20 September 2016 9:33 PM (concurrency | go | ml | ignorance | guile)
Peoples! Lately I've been navigating the guile-ship through waters unknown. This post is something of an echolocation to figure out where the hell this ship is and where it should go.
Concretely, I have been working on getting a nice lightweight concurrency system rolling for Guile. I'll write more about that later, but you can think of it as being modelled on Go, though built as a library. (I had previously described it as "Erlang-like", but that's just not accurate.)
Earlier this year at Curry On this topic was burning in my mind and of course when I saw the language-hacker fam there I had to bend their ears. My targets: Matthew Flatt, the amazing boundary-crossing engineer, hacker, teacher, researcher, and implementor of Racket, and Matthias Felleisen, the godfather of the PLT research family. I saw them sitting together and I thought, you know what, what can they have to say to each other? These people have been talking together for 30 years right? Surely they are actually waiting for some ignorant dude to saunter up to the PL genius bar, right?

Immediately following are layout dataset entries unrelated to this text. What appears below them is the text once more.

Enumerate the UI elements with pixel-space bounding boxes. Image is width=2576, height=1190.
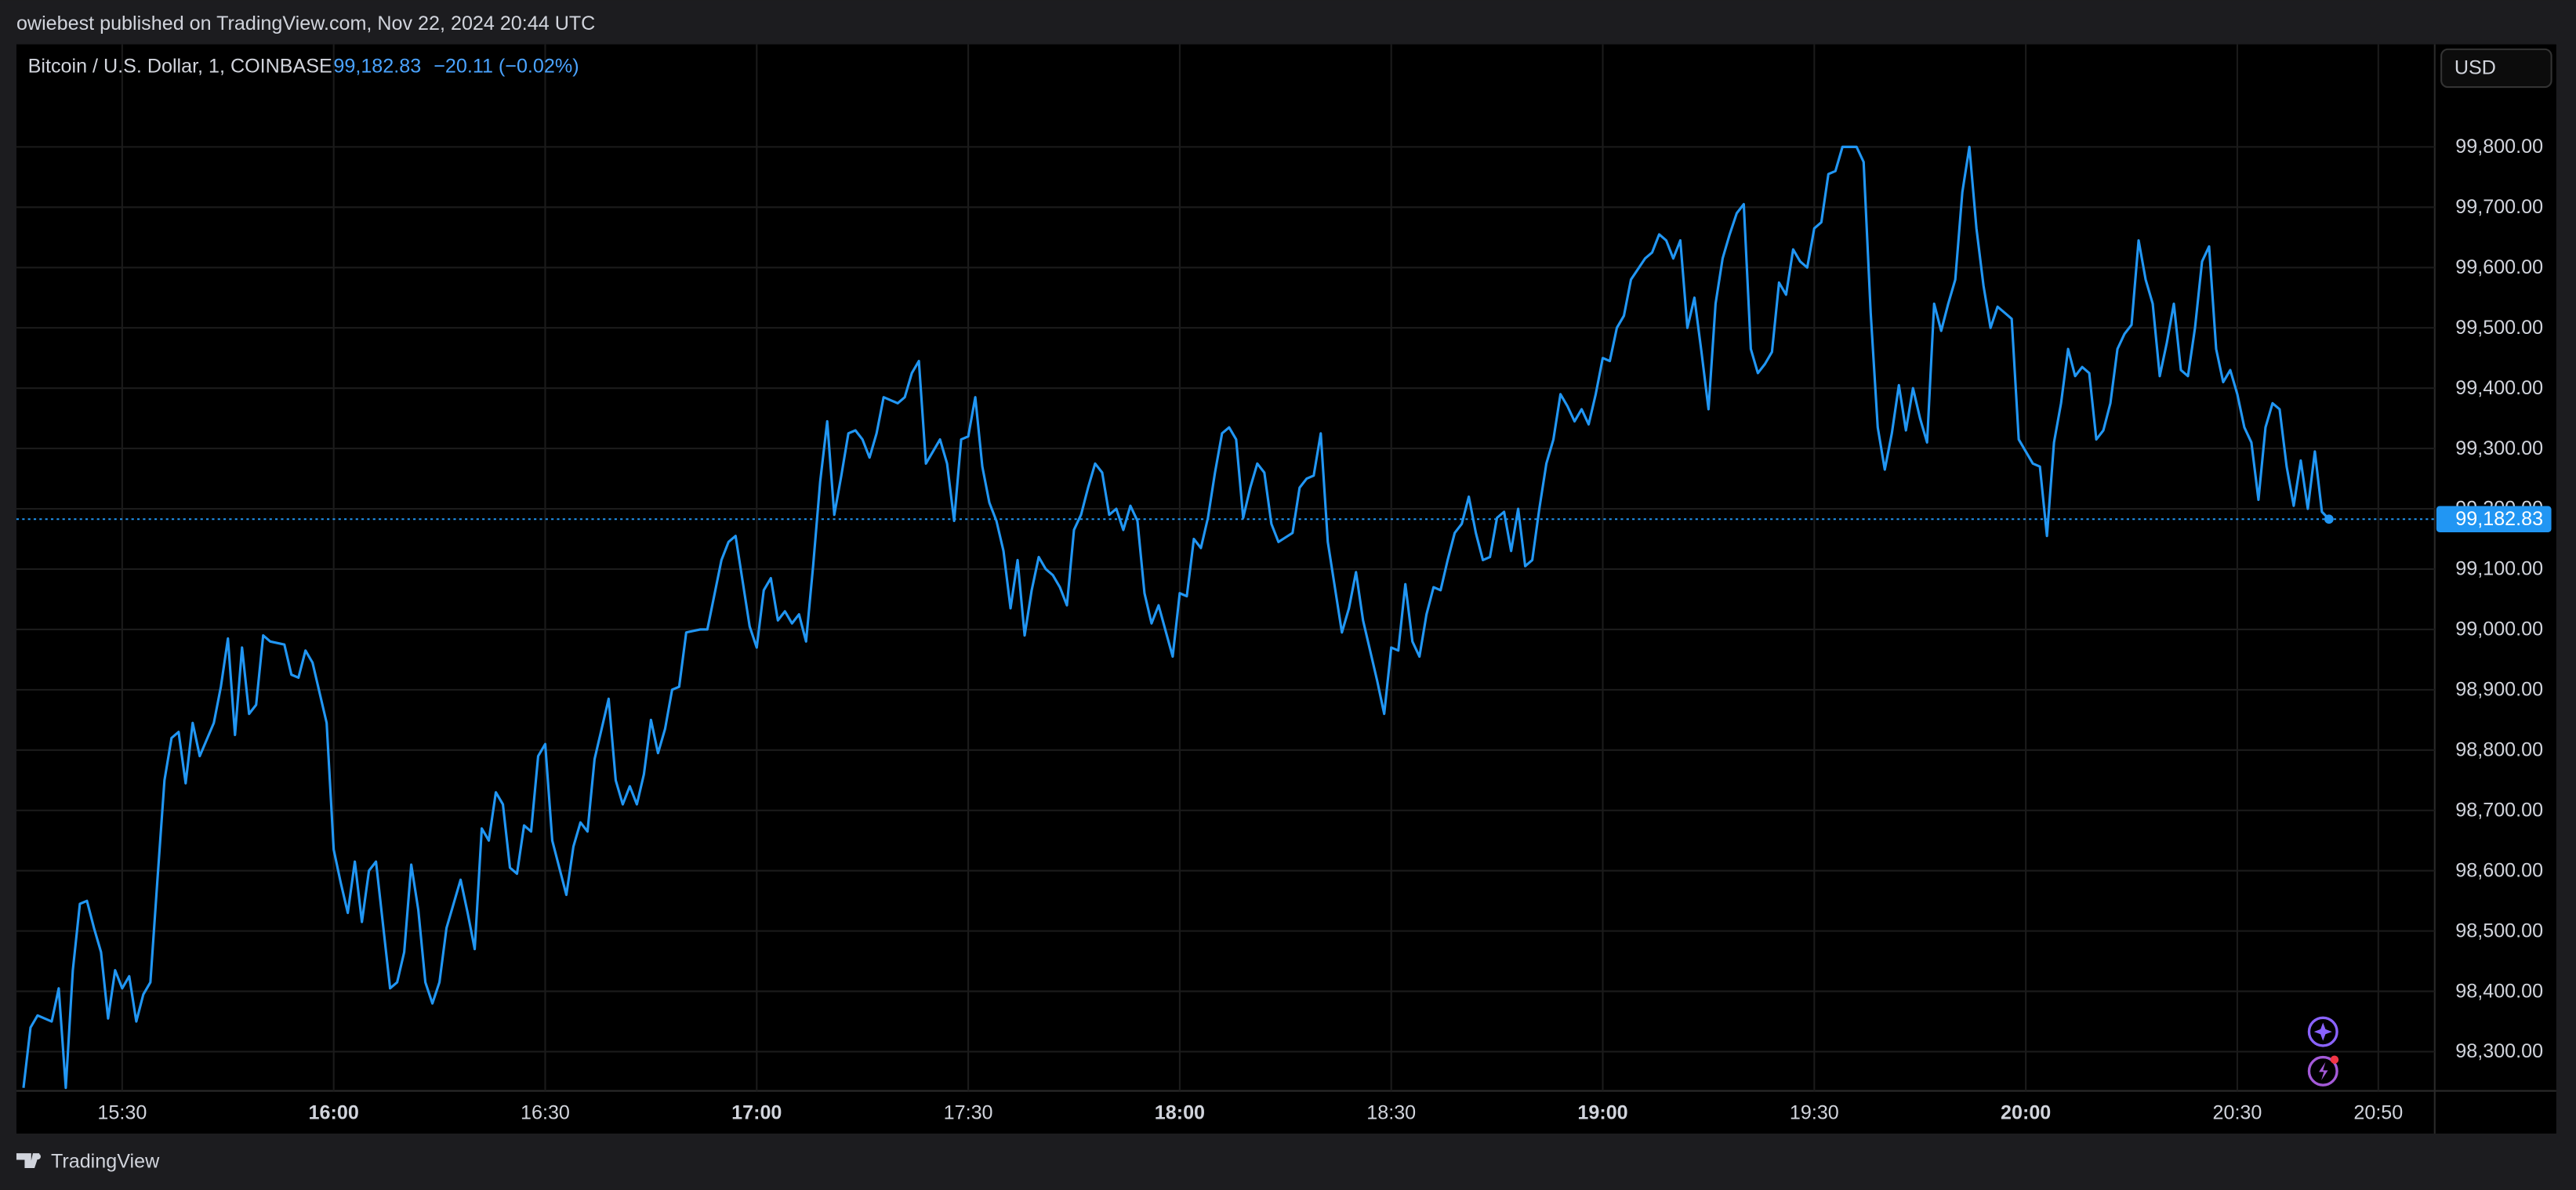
- last-price: 99,182.83: [333, 56, 421, 78]
- assistant-icon[interactable]: [2307, 1016, 2338, 1047]
- x-tick-label: 17:00: [731, 1102, 782, 1124]
- chart-frame: [16, 44, 2556, 1134]
- x-tick-label: 16:30: [521, 1102, 570, 1124]
- alert-badge: [2330, 1055, 2339, 1064]
- x-tick-label: 16:00: [309, 1102, 359, 1124]
- alert-bolt: [2319, 1061, 2328, 1080]
- symbol-title: Bitcoin / U.S. Dollar, 1, COINBASE: [28, 56, 332, 78]
- currency-button[interactable]: [2440, 48, 2552, 89]
- y-tick-label: 99,400.00: [2455, 377, 2543, 399]
- logo-dot: [34, 1153, 41, 1160]
- x-tick-label: 18:30: [1366, 1102, 1416, 1124]
- x-tick-label: 20:00: [2001, 1102, 2051, 1124]
- last-price-dot: [2324, 514, 2334, 524]
- y-tick-label: 99,600.00: [2455, 256, 2543, 278]
- alert-icon[interactable]: [2307, 1055, 2338, 1087]
- assistant-star: [2313, 1022, 2332, 1041]
- y-tick-label: 99,800.00: [2455, 136, 2543, 158]
- brand-logo: [16, 1153, 41, 1169]
- y-tick-label: 99,000.00: [2455, 619, 2543, 640]
- x-tick-label: 19:30: [1790, 1102, 1839, 1124]
- y-tick-label: 98,400.00: [2455, 980, 2543, 1002]
- brand-name: TradingView: [51, 1150, 160, 1172]
- published-note: owiebest published on TradingView.com, N…: [16, 13, 595, 34]
- y-tick-label: 98,900.00: [2455, 679, 2543, 701]
- y-tick-label: 99,300.00: [2455, 437, 2543, 459]
- y-tick-label: 98,600.00: [2455, 859, 2543, 881]
- price-change: −20.11 (−0.02%): [434, 56, 579, 78]
- x-tick-label: 20:50: [2353, 1102, 2403, 1124]
- x-tick-label: 18:00: [1155, 1102, 1205, 1124]
- logo-mark: [16, 1153, 40, 1169]
- y-tick-label: 98,800.00: [2455, 738, 2543, 760]
- y-tick-label: 98,300.00: [2455, 1040, 2543, 1062]
- x-tick-label: 19:00: [1577, 1102, 1627, 1124]
- x-tick-label: 20:30: [2213, 1102, 2262, 1124]
- price-line: [22, 145, 2331, 1090]
- currency-label[interactable]: USD: [2454, 57, 2496, 79]
- last-price-badge-label: 99,182.83: [2455, 508, 2543, 530]
- y-tick-label: 98,500.00: [2455, 920, 2543, 941]
- y-tick-label: 99,500.00: [2455, 317, 2543, 339]
- y-tick-label: 99,100.00: [2455, 558, 2543, 580]
- last-price-badge: [2436, 506, 2552, 533]
- y-tick-label: 98,700.00: [2455, 799, 2543, 821]
- y-tick-label: 99,700.00: [2455, 196, 2543, 218]
- x-tick-label: 15:30: [97, 1102, 147, 1124]
- x-tick-label: 17:30: [944, 1102, 993, 1124]
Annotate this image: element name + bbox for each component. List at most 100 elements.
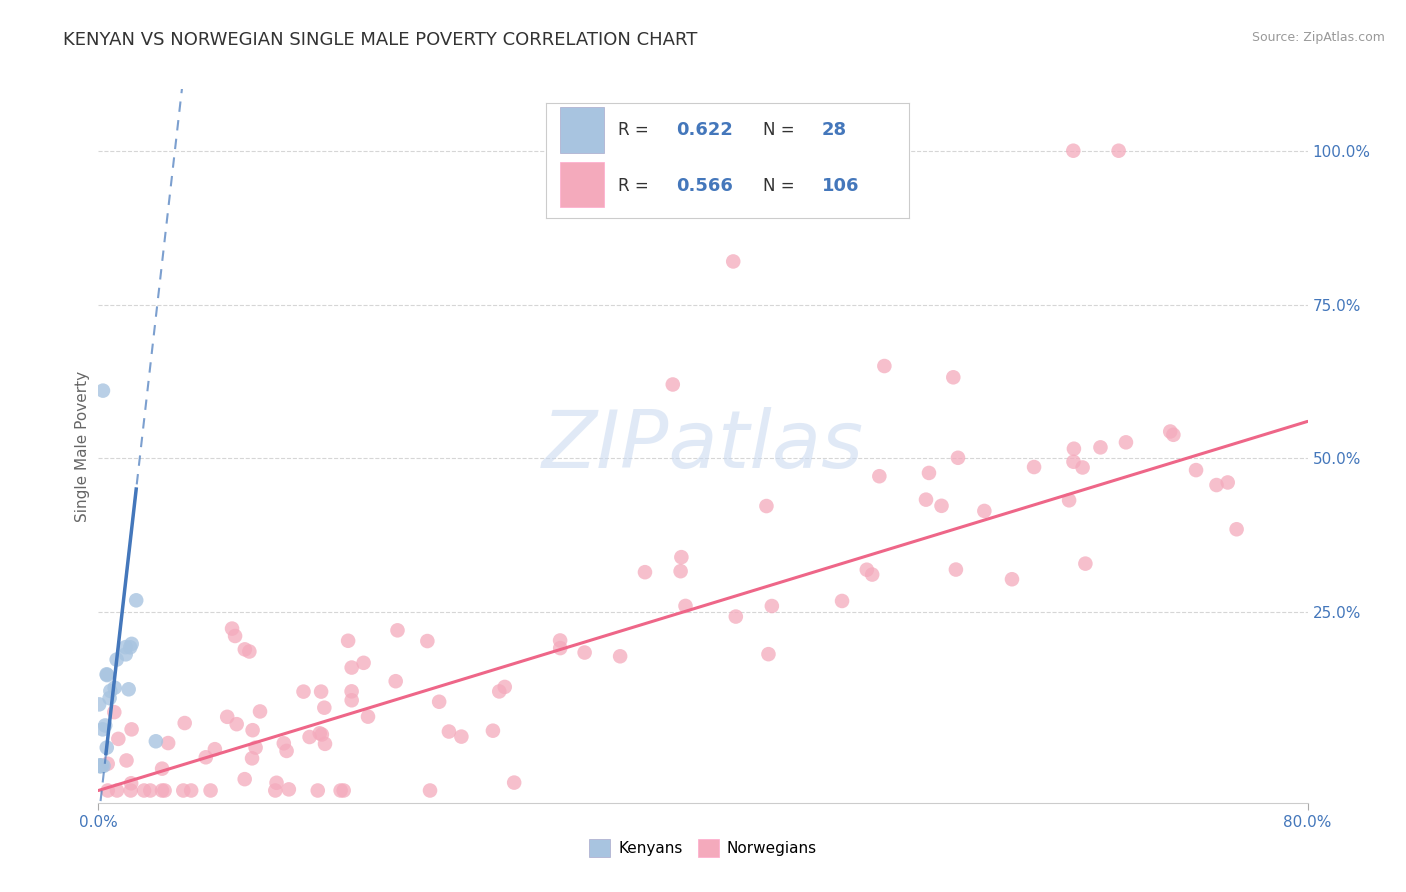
- Point: [200, 783, 222, 797]
- Text: KENYAN VS NORWEGIAN SINGLE MALE POVERTY CORRELATION CHART: KENYAN VS NORWEGIAN SINGLE MALE POVERTY …: [63, 31, 697, 49]
- Point: [240, 751, 263, 765]
- Point: [1074, 557, 1097, 571]
- Point: [973, 504, 995, 518]
- Point: [125, 593, 148, 607]
- Point: [945, 563, 967, 577]
- Point: [172, 783, 194, 797]
- Point: [114, 648, 136, 662]
- Point: [298, 730, 321, 744]
- Point: [98, 684, 121, 698]
- Point: [671, 550, 693, 565]
- Point: [150, 783, 173, 797]
- Text: ZIPatlas: ZIPatlas: [541, 407, 865, 485]
- Point: [91, 723, 114, 737]
- Point: [357, 709, 380, 723]
- Point: [225, 717, 247, 731]
- Point: [548, 641, 571, 656]
- Point: [860, 567, 883, 582]
- Point: [353, 656, 375, 670]
- Point: [488, 684, 510, 698]
- Point: [276, 744, 298, 758]
- Point: [340, 693, 363, 707]
- Point: [96, 667, 118, 681]
- Point: [120, 776, 142, 790]
- Point: [249, 705, 271, 719]
- Point: [121, 723, 143, 737]
- Point: [931, 499, 953, 513]
- Point: [89, 759, 111, 773]
- Point: [1071, 460, 1094, 475]
- Point: [233, 772, 256, 786]
- Point: [118, 682, 141, 697]
- Point: [139, 783, 162, 797]
- Point: [89, 759, 111, 773]
- Point: [387, 624, 409, 638]
- Point: [723, 254, 745, 268]
- Point: [97, 756, 120, 771]
- Point: [90, 759, 112, 773]
- Point: [503, 775, 526, 789]
- Point: [1090, 441, 1112, 455]
- Point: [90, 759, 112, 773]
- Point: [831, 594, 853, 608]
- Point: [1063, 442, 1085, 456]
- Point: [1022, 460, 1045, 475]
- Point: [1108, 144, 1130, 158]
- Point: [91, 384, 114, 398]
- Point: [242, 723, 264, 738]
- Point: [89, 759, 111, 773]
- Point: [150, 762, 173, 776]
- Point: [1216, 475, 1239, 490]
- Point: [340, 684, 363, 698]
- Point: [548, 633, 571, 648]
- Point: [855, 563, 877, 577]
- Point: [105, 652, 128, 666]
- Point: [758, 647, 780, 661]
- Point: [1057, 493, 1080, 508]
- Point: [450, 730, 472, 744]
- Point: [946, 450, 969, 465]
- Point: [661, 377, 683, 392]
- Point: [264, 783, 287, 797]
- Point: [97, 783, 120, 797]
- Point: [105, 783, 128, 797]
- Point: [308, 726, 330, 740]
- Point: [918, 466, 941, 480]
- Point: [89, 759, 111, 773]
- Y-axis label: Single Male Poverty: Single Male Poverty: [75, 370, 90, 522]
- Point: [273, 736, 295, 750]
- Point: [915, 492, 938, 507]
- Point: [675, 599, 697, 613]
- Point: [1062, 144, 1084, 158]
- Point: [482, 723, 505, 738]
- Point: [942, 370, 965, 384]
- Point: [89, 698, 111, 712]
- Point: [98, 691, 121, 706]
- Point: [120, 640, 142, 655]
- Point: [115, 754, 138, 768]
- Point: [266, 776, 288, 790]
- Point: [329, 783, 352, 797]
- Point: [96, 668, 118, 682]
- Point: [437, 724, 460, 739]
- Point: [669, 564, 692, 578]
- Point: [332, 783, 354, 797]
- Point: [314, 737, 336, 751]
- Point: [1205, 478, 1227, 492]
- Point: [1226, 522, 1249, 536]
- Point: [314, 700, 336, 714]
- Point: [1163, 427, 1185, 442]
- Point: [1115, 435, 1137, 450]
- Point: [233, 642, 256, 657]
- Point: [416, 634, 439, 648]
- Point: [1159, 425, 1181, 439]
- Point: [1063, 455, 1085, 469]
- Point: [157, 736, 180, 750]
- Point: [121, 637, 143, 651]
- Point: [132, 783, 155, 797]
- Point: [94, 718, 117, 732]
- Point: [873, 359, 896, 373]
- Point: [337, 633, 360, 648]
- Point: [103, 705, 125, 719]
- Point: [311, 727, 333, 741]
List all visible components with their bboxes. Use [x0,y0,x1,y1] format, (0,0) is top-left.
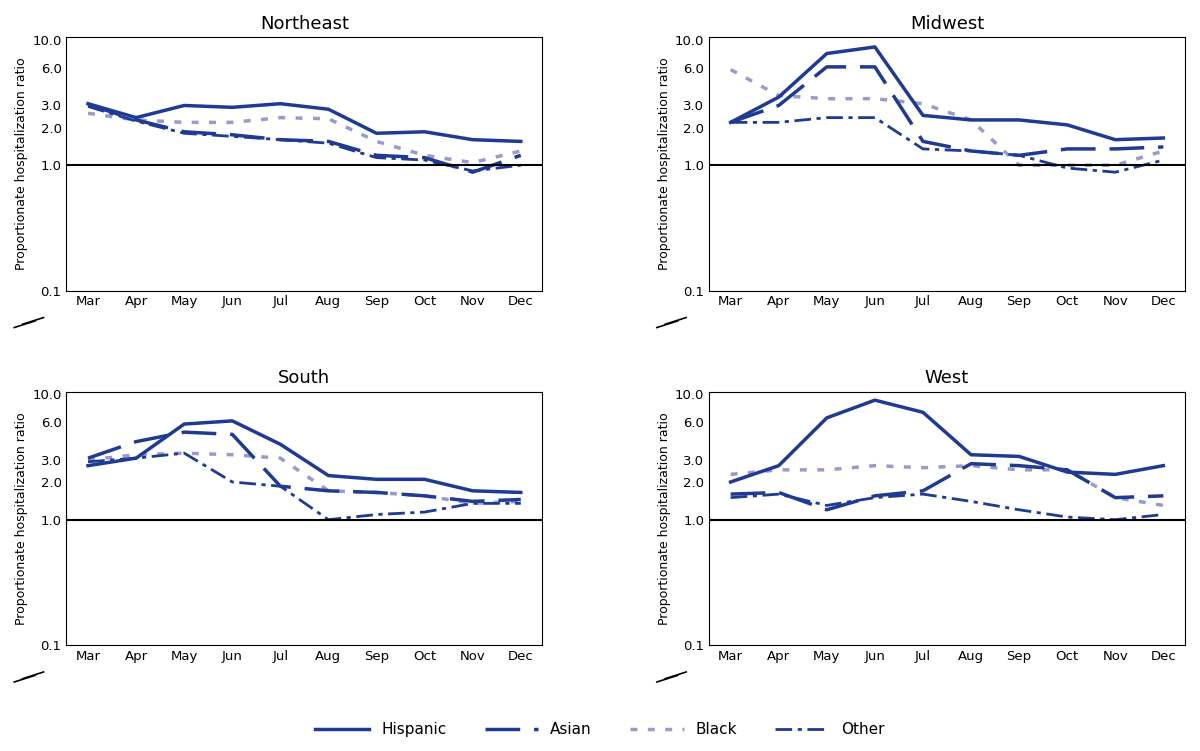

So saunter I do, saying, "if someone says to you that they want to build a server that will handle 100K or so simultaneous connections on Racket, what abstraction do you tell them to use? Racket threads?" Apparently: yes. A definitive yes, in the case of Matthias, with a pointer to Robby Findler's paper on kill-safe abstractions; and still a yes from Matthew with the caveat that for the concrete level of concurrency that I described, you'd have to run tests. More fundamentally, I was advised to look at Concurrent ML (on which Racket's concurrency facilities were based), that CML was much better put together than many modern variants like Go.
This was very interesting and new to me. As y'all probably know, I don't have a formal background in programming languages, and although I've read a lot of literature, reading things only makes you aware of the growing dimension of the not-yet-read. Concurrent ML was even beyond my not-yet-read horizon.
So I went back and read a bunch of papers. Turns out Concurrent ML is like Lisp in that it has a tribe and a tightly-clutched history and a diaspora that reimplements it in whatever language they happen to be working in at the moment. Kinda cool, and, um... a bit hard to appreciate in the current-day context when the only good references are papers from 10 or 20 years ago.
However, after reading a bunch of John Reppy papers, here is my understanding of what Concurrent ML is. I welcome corrections; surely I am getting this wrong.
1. CML is like Go, composed of channels and goroutines. (Forgive the modern referent; I assume most folks know Go at this point.)
2. Unlike Go, in CML a channel is never buffered. To make a buffered channel in CML, you spawn a thread that manages a buffer between two channels.
3. Message send and receive operations in CML are built on a lower-level primitive called "events". (send ch x) is instead euivalent to (sync (send-event ch x)). It's like an event is the derivative of a message send with respect to time, or something.
4. Events can be combined and transformed using the choose and wrap combinators.
5. Doing a sync on an event created by choose allows a user to build select in "user-space", as a library. Cool stuff. So this is what events are for.
6. There are separate event type implementations for timeouts, channel send/recv blocking operations, file descriptor blocking operations, syscalls, thread joins, and the like. These are supported by the CML implementation.
7. The early implementations of Concurrent ML were concurrent but not parallel; they did not run multiple "goroutines" on separate CPU cores at the same time. It was only in like 2009 that people started to do CML in parallel. I do not know if this late parallelism has a practical impact on the viability of CML.
What is the relationship of CML to Go? Specifically, is CML more expressive than Go? (I assume the reverse is not the case, but that would also be an interesting result!)
There are a few languages that only allow you to select over message receives (not sends), but Go's select doesn't have this limitation, so that's not a differentiator.
Some people say that it's nice to have events as the common denominator, but I don't get this argument. If the only event under consideration is message send or receive over a channel, events + choose + sync is the same in expressive power as a built-in select, as far as I can see. If there are other events, then your runtime already has to support them either way, and something like (let ((ch (make-channel))) (spawn-fiber (lambda () (put-message ch exp))) (get-message ch)) should be sufficient for any runtime-supported event in exp, like sleeps or timeouts or thread joins or whatever.
To me it seems like Go has made the right choices here. I do not see the difference, and that's why I wrote all this, is to be shown the error of my ways. Choosing channels, send, receive, and select as the primitives seems to have the same power as SML events.
Let this post be a pentagram on the floor, then, to summon the CML cognoscenti. Well-actuallies are very welcome; hit me up in the comments!
[edit: Sam Tobin-Hochstadt tells me I got it wrong and I believe him :) In the meantime while I work out how I was wrong, examples are welcome!]